1910 – Aérodrome de La Crau

Jean-Luc Charles & Henri Conan, membres de 2A

Toute cette histoire d’aérodrome commence par la lecture et le scan d’une « Revue-Aérienne » de février 1910. Nicolas Kuchto, un bon ami, se débarrasse de sa documentation aéronautique très abondante et parmi laquelle se trouvait un grand nombre de Revues de 1910 à 1914.
Le premier numéro disponible porte le n°32 avec en première page une très sympathique photo de « Paulhan en Amérique ! » et dans la rubrique « Nouvelles Sportives » on parle de Héliopolis, Châlons, le Gross III, et un petit article attire mon attention car je ne connais pas « Dans la Crau ». De plus en page suivante et à l’intérieur de l’article une belle photo d’un hangar en cours de finition. J’ai pensé que ce sera peut-être le plus vieux hangar que l’on trouvera sur le site de 2A.

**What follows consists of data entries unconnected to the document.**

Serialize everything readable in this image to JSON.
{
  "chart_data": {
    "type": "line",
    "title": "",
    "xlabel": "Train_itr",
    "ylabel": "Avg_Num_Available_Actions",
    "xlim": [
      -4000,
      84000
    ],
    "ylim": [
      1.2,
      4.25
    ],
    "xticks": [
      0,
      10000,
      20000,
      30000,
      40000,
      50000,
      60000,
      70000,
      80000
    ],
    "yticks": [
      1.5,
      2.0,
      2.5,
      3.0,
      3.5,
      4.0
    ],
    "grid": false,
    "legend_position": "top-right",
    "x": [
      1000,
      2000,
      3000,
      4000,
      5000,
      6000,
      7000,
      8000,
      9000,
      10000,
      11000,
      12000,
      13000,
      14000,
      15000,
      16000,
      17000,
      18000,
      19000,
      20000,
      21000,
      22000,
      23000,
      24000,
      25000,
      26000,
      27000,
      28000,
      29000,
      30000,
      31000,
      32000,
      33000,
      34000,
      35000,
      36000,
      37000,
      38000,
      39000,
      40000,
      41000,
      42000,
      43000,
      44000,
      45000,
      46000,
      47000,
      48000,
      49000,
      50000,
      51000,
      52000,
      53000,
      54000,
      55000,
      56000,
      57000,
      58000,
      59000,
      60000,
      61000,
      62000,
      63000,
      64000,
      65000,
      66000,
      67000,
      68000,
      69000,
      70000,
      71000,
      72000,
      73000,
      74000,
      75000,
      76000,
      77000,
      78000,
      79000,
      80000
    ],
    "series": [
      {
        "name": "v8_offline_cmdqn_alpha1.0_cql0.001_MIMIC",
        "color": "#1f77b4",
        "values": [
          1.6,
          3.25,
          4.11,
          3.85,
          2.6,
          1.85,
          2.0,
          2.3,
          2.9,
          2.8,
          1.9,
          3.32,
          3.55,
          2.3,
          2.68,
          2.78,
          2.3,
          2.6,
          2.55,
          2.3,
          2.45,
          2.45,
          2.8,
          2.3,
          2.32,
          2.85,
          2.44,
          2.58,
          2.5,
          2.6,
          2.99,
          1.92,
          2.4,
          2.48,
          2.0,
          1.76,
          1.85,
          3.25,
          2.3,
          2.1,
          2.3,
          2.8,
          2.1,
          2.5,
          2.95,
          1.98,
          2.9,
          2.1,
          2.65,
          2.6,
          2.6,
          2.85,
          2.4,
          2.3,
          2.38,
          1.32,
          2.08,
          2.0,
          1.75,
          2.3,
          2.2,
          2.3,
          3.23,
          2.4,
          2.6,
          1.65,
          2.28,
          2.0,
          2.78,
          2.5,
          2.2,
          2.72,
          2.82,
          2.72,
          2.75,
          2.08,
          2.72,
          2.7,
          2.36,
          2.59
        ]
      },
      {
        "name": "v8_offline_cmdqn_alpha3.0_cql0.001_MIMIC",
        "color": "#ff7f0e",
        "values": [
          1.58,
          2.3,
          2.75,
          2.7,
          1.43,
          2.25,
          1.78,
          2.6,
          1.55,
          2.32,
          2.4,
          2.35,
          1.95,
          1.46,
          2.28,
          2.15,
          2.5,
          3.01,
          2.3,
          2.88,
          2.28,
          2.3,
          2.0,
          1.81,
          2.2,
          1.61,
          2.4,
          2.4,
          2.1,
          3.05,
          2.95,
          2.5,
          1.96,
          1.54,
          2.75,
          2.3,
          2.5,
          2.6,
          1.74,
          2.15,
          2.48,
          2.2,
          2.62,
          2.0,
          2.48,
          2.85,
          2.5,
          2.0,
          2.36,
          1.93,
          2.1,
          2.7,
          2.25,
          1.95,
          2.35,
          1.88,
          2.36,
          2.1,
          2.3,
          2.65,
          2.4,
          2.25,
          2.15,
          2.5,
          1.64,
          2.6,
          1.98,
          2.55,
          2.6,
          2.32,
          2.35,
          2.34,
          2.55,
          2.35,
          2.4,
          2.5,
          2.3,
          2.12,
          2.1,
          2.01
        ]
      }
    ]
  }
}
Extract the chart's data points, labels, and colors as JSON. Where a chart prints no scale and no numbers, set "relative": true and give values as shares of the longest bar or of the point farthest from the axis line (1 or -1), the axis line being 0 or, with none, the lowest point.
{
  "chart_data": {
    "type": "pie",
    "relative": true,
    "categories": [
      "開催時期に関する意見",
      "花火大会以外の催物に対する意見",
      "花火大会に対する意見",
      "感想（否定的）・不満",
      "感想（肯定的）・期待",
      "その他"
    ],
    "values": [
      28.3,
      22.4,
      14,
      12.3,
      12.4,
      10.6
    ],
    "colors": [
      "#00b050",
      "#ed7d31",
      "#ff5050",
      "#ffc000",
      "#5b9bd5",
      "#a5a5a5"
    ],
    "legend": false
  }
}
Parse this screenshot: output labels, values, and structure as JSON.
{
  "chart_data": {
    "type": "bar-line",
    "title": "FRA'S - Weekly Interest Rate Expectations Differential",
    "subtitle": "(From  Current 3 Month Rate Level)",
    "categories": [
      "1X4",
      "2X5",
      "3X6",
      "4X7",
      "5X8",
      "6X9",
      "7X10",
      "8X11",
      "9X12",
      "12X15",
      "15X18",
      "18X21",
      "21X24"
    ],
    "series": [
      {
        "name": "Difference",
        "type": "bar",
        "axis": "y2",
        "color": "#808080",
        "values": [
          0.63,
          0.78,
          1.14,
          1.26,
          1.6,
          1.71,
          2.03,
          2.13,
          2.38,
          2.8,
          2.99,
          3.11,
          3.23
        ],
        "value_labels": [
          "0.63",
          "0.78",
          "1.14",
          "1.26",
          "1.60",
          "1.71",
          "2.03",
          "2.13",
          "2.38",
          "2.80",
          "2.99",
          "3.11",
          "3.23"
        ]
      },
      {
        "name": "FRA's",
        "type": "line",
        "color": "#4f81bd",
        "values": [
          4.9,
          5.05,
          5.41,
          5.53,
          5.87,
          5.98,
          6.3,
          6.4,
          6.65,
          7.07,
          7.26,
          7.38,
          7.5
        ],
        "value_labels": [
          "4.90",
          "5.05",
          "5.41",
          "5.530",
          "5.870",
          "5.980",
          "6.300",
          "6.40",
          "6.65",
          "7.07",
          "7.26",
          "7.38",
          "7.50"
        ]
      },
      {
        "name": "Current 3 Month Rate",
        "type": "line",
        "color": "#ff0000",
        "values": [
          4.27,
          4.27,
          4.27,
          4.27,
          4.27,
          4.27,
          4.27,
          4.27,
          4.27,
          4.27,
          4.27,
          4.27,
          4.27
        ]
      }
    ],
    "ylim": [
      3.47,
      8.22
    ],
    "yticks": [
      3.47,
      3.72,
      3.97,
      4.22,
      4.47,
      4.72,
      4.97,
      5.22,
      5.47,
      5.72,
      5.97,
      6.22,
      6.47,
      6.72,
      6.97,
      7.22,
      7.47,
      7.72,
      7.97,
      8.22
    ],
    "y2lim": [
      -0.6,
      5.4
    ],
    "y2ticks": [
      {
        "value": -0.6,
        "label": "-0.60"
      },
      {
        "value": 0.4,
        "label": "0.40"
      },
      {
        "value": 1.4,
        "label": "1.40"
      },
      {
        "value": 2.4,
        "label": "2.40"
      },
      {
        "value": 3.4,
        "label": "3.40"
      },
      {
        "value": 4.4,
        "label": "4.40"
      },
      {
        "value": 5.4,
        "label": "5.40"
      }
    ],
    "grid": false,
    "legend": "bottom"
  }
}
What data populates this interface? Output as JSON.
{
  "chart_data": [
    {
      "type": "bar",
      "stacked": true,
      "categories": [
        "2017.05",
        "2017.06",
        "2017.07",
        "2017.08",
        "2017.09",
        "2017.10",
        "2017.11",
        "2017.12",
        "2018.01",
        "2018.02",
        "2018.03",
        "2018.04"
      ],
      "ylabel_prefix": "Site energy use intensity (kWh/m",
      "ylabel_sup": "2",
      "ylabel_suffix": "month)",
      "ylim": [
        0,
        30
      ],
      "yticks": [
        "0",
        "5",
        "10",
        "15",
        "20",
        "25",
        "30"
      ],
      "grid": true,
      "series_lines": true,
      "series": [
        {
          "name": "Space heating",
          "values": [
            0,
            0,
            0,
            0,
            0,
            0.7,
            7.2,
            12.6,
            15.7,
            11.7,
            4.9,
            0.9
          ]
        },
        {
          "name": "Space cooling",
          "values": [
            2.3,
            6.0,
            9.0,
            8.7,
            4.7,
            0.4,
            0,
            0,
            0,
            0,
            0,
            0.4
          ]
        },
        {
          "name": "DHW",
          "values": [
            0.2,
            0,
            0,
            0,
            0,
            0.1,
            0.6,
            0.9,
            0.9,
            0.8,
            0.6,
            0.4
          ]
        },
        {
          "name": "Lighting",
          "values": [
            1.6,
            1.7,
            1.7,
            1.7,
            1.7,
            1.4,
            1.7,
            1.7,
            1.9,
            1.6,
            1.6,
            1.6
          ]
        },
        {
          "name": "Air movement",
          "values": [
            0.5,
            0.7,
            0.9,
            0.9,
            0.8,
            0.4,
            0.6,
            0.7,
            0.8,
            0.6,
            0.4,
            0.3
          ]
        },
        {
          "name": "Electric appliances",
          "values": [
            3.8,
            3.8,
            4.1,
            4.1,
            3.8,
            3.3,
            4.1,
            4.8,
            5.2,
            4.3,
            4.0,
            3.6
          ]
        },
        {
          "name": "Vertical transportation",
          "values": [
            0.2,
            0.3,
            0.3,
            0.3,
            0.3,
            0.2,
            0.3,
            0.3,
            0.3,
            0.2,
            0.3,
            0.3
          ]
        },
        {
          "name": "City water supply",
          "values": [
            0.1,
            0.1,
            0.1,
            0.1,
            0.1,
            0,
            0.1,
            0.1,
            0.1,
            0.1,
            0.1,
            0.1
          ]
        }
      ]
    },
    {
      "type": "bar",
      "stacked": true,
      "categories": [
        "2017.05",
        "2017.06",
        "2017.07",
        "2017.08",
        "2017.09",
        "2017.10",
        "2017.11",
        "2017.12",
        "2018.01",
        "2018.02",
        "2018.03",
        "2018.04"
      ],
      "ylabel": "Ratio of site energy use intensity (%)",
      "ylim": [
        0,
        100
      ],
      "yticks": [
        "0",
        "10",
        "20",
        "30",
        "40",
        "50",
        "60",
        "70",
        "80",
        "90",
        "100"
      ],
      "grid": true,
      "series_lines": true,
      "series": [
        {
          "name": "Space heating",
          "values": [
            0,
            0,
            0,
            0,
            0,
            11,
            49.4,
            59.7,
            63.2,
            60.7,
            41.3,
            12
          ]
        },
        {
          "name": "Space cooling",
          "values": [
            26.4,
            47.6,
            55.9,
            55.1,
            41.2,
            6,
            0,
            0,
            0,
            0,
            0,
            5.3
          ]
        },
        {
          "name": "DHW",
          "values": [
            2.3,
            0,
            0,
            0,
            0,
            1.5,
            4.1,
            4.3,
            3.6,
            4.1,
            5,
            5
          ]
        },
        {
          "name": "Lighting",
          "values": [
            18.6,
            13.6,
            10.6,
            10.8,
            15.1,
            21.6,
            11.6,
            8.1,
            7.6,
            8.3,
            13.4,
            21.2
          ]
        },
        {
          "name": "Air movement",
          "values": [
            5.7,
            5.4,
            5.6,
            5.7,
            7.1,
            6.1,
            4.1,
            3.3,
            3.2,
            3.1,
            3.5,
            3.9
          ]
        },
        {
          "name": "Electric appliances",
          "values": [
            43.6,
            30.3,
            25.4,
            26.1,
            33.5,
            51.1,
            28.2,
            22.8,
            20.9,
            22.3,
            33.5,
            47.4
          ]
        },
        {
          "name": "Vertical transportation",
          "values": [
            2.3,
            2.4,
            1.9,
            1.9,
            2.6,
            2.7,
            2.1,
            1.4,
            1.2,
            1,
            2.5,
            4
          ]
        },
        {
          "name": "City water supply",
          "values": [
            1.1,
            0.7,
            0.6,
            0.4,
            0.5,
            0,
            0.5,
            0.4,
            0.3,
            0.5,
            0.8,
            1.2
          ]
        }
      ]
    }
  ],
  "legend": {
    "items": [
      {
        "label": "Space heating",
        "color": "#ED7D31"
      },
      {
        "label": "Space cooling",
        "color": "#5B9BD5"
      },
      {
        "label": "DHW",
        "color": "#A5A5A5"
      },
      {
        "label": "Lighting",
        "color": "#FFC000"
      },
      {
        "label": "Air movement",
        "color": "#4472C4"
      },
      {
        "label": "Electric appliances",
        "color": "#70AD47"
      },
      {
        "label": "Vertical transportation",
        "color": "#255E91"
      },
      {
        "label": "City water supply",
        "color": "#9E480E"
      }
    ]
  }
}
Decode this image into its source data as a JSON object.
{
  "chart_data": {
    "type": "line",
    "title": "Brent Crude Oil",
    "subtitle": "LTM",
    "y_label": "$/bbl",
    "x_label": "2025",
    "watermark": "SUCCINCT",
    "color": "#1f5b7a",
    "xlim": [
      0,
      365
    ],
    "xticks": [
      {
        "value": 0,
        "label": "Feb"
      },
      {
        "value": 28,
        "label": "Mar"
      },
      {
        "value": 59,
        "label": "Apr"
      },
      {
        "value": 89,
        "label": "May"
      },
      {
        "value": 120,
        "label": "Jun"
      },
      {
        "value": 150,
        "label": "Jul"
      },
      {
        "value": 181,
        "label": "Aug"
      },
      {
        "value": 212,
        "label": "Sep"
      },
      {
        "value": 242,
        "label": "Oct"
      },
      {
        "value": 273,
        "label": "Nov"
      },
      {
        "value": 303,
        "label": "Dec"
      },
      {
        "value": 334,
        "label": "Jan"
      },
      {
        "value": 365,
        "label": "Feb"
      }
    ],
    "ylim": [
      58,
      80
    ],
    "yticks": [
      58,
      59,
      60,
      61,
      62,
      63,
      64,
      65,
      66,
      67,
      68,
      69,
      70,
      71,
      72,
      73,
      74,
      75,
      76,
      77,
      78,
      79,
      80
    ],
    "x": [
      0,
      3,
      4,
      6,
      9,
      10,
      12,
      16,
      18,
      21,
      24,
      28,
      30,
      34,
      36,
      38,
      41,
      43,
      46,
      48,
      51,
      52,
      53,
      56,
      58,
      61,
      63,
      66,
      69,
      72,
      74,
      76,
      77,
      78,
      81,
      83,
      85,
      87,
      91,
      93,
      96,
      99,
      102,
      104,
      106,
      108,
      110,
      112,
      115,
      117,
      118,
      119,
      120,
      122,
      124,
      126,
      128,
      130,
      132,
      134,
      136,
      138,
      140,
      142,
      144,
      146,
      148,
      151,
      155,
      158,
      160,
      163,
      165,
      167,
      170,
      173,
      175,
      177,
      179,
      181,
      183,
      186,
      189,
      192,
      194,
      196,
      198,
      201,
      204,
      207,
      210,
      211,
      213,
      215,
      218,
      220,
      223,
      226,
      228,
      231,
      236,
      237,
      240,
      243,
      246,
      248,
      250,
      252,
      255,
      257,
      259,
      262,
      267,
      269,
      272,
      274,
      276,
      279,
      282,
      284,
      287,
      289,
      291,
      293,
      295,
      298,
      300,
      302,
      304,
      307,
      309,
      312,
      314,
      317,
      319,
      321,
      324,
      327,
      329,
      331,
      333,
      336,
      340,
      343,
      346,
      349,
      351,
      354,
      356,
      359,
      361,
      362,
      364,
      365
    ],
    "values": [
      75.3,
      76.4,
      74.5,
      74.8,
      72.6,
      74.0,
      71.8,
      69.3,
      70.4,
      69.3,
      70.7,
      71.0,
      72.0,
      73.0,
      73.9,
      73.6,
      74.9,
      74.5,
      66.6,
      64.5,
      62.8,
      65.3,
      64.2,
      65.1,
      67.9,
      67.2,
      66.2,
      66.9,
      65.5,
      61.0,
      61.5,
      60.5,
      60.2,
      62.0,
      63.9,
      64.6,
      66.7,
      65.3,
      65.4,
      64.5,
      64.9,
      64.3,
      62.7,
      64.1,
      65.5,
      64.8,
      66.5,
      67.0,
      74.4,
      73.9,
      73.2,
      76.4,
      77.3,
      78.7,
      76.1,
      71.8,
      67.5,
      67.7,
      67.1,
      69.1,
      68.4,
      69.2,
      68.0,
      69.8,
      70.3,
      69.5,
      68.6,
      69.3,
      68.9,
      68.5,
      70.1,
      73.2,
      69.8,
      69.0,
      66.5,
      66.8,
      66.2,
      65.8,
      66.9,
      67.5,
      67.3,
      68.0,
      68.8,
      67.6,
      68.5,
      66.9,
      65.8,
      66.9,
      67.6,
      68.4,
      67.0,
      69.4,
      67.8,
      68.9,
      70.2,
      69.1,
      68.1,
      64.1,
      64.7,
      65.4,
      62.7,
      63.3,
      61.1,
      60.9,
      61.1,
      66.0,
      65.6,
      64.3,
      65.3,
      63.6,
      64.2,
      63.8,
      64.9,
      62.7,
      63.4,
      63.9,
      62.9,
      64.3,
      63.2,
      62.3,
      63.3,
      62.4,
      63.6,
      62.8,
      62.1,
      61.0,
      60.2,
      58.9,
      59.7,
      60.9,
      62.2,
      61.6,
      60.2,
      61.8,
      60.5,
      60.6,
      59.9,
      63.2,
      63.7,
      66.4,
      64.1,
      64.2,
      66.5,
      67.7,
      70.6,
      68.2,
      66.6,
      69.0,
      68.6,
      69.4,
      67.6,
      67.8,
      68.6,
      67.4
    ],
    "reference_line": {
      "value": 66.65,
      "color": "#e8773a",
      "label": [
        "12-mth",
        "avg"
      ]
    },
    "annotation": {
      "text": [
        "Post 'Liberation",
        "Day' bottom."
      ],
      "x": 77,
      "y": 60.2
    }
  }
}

Petite compilation pour ne faire qu’un article et ci-dessous le résultat.

 

Recherche sur 2A ; Pas de Crau. Sur le net, et de fil en aiguille, j’aboutis sur wiki qui annonce que l’aérodrome recherché n’existe pas mais que sur l’aérodrome de Salon-Eyguières il y a eu « L’Aéro-Model-Club de la Crau ». On est sur la bonne voie.
Cette fois dans l’Atlas de 2A, on nous dit que dans le 13 il y a « La Jasse-Salon-Eyguières » mais dans l’Atlas de la DGAC, qui est hébergé sur notre site, pas de trace de la Crau. Seule l’histoire de Salon est développée avec comme date de départ, 1933.
Il ne reste plus qu’à faire appel à nos membres. Les réponses rapides se succèdent, comme d’habitude.
Henri, 1h30 après, comme à son habitude donne le préliminaire : « L’aérodrome de La Crau est celui qui est à 1 ou 2 km de la gare de Miramas. Salon-Eyguieres-La Jasse est un peu plus au nord et n’a d’ailleurs été créé, sauf erreur, que pendant la Grande Guerre pour l’école d’Istres. A l’époque la ville de Miramas était plus au sud et on l’appelle maintenant Miramas-le-Vieux. Le terrain a ouvert il y a 110 ans le 27 mars 1910 pour le premier meeting d’aviation en Provence. Blanc et Saraille étaient constructeurs d’avion et ont été peu performant sur ce meeting dominé par Metrot sur Voisin. Je ne connaissais pas cette vue de hangar. Pour le meeting les organisateurs avaient fait construire 7 grands hangars que l’on peut voir en tapant sur le net *Miramas aviation*. »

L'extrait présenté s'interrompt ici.